Hormis le simple Sexy Boy, sur lequel vous chantez, comment s’est effectué le choix de l’autre voix ?
Nicolas Godin : On a rencontré Beth Hirsch par hasard, dans un studio. Avant, on avait essayé d’auditionner d’autres chanteuses, et ça n’a pas marché. Alors qu’avec elle, ça a tout de suite fonctionné.
Quelles sont les influences qui vous ont conduit à faire de la musique ?
Jean-Benoît Dunkel : Ce sont plutôt des références. On a le souci de faire quelque chose d’original, même si, c’est évident, on a pris en compte la musique des artistes que l’on aime : celle de Bowie, des Beatles, de Kraftwerk, de John Barry, etc.
Nicolas Godin : On a des goûts opposés. Il est normal que ces références se retrouvent dans notre musique. On possède un bagage plutôt classique, mais la confrontation avec l’électronique, le choc de ces deux univers, voilà ce qui nous intéresse avant tout.
Etes-vous sensibles à d’autres courants musicaux ?
Jean-Benoît Dunkel : La house, la techno, la jungle sont des phénomènes européens, fédérateurs. On accède à la même culture en même temps, sans de longs décalages comme cela se produisait il y a encore quelques années. Les barrières tombent entre les courants. C’est très heureux pour nous d’arriver à ce moment-là.
Y-a-t-il eu d’autres rencontres déterminantes ?
Nicolas Godin : On a partagé des tas de choses avec un type comme Martin Gore. Il était heureux des remixes qu’on a fait sur l’une de ses chansons. Ça a été le cas avec Daho aussi. Il n’y a qu’avec très peu des gens, au fond, qu’on a eu une relation amicale. Alors qu’il est très facile de croiser des tas d’artistes en studio.
Vous avez d’autres collaborations en vues ?

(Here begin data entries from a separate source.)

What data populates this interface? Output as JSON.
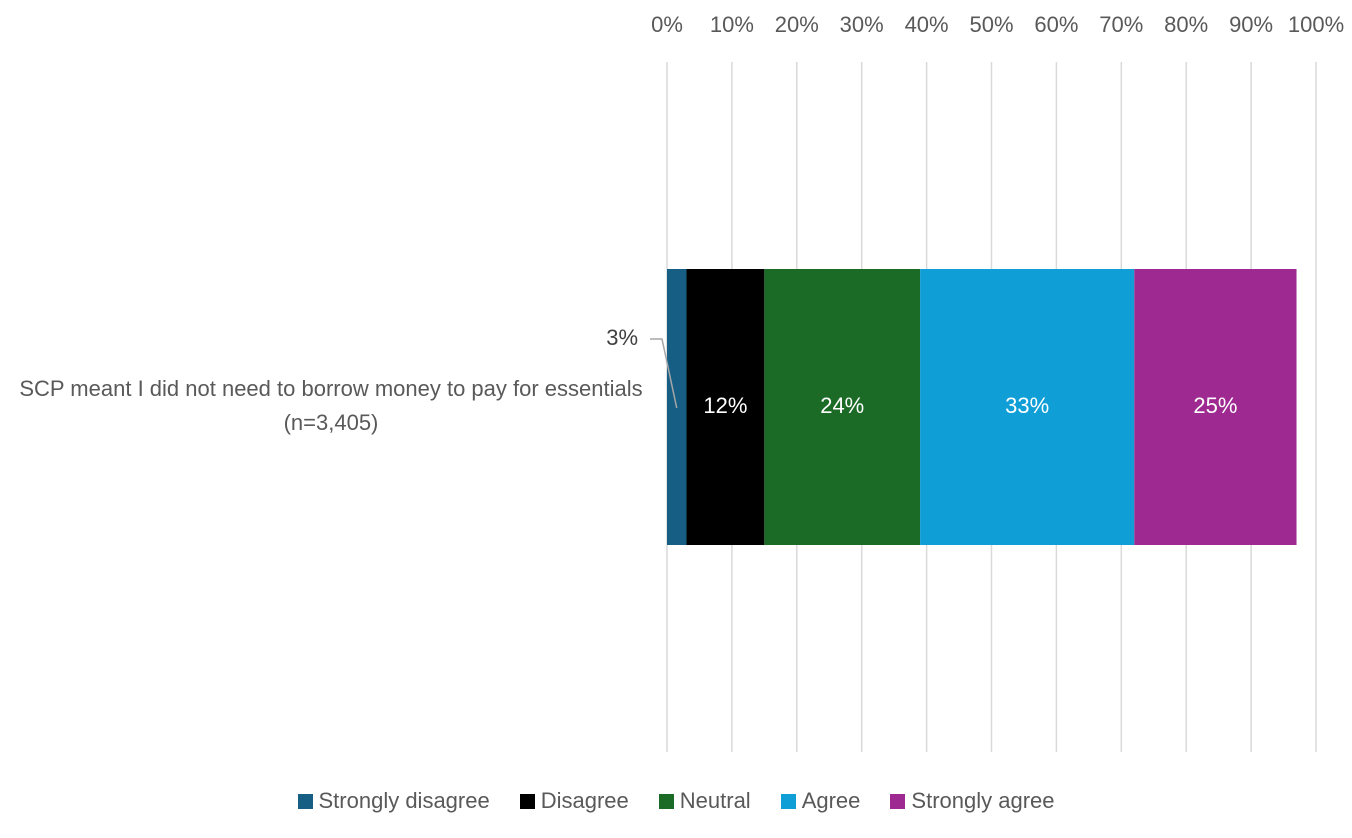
{
  "chart_data": {
    "type": "bar",
    "orientation": "horizontal",
    "stacked": true,
    "categories": [
      "SCP meant I did not need to borrow money to pay for essentials (n=3,405)"
    ],
    "series": [
      {
        "name": "Strongly disagree",
        "color": "#175e84",
        "values": [
          3
        ],
        "value_labels": [
          "3%"
        ]
      },
      {
        "name": "Disagree",
        "color": "#000000",
        "values": [
          12
        ],
        "value_labels": [
          "12%"
        ]
      },
      {
        "name": "Neutral",
        "color": "#1b6b27",
        "values": [
          24
        ],
        "value_labels": [
          "24%"
        ]
      },
      {
        "name": "Agree",
        "color": "#0f9fd6",
        "values": [
          33
        ],
        "value_labels": [
          "33%"
        ]
      },
      {
        "name": "Strongly agree",
        "color": "#9e2a91",
        "values": [
          25
        ],
        "value_labels": [
          "25%"
        ]
      }
    ],
    "xlim": [
      0,
      100
    ],
    "xticks": [
      {
        "value": 0,
        "label": "0%"
      },
      {
        "value": 10,
        "label": "10%"
      },
      {
        "value": 20,
        "label": "20%"
      },
      {
        "value": 30,
        "label": "30%"
      },
      {
        "value": 40,
        "label": "40%"
      },
      {
        "value": 50,
        "label": "50%"
      },
      {
        "value": 60,
        "label": "60%"
      },
      {
        "value": 70,
        "label": "70%"
      },
      {
        "value": 80,
        "label": "80%"
      },
      {
        "value": 90,
        "label": "90%"
      },
      {
        "value": 100,
        "label": "100%"
      }
    ],
    "grid": true,
    "legend": "bottom"
  }
}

Nicolas Godin : Depuis la sortie du studio, on n’a pas le temps de prendre du recul, de voir ce qui se passe. On est tout le temps sur la route. Il faudrait prendre de la coke et ne pas dormir la nuit pour pouvoir y songer. Et on tient à mettre le prochain album en route le plus vite possible. Enfin, ce sera peut-être l’occasion qui fera le larron.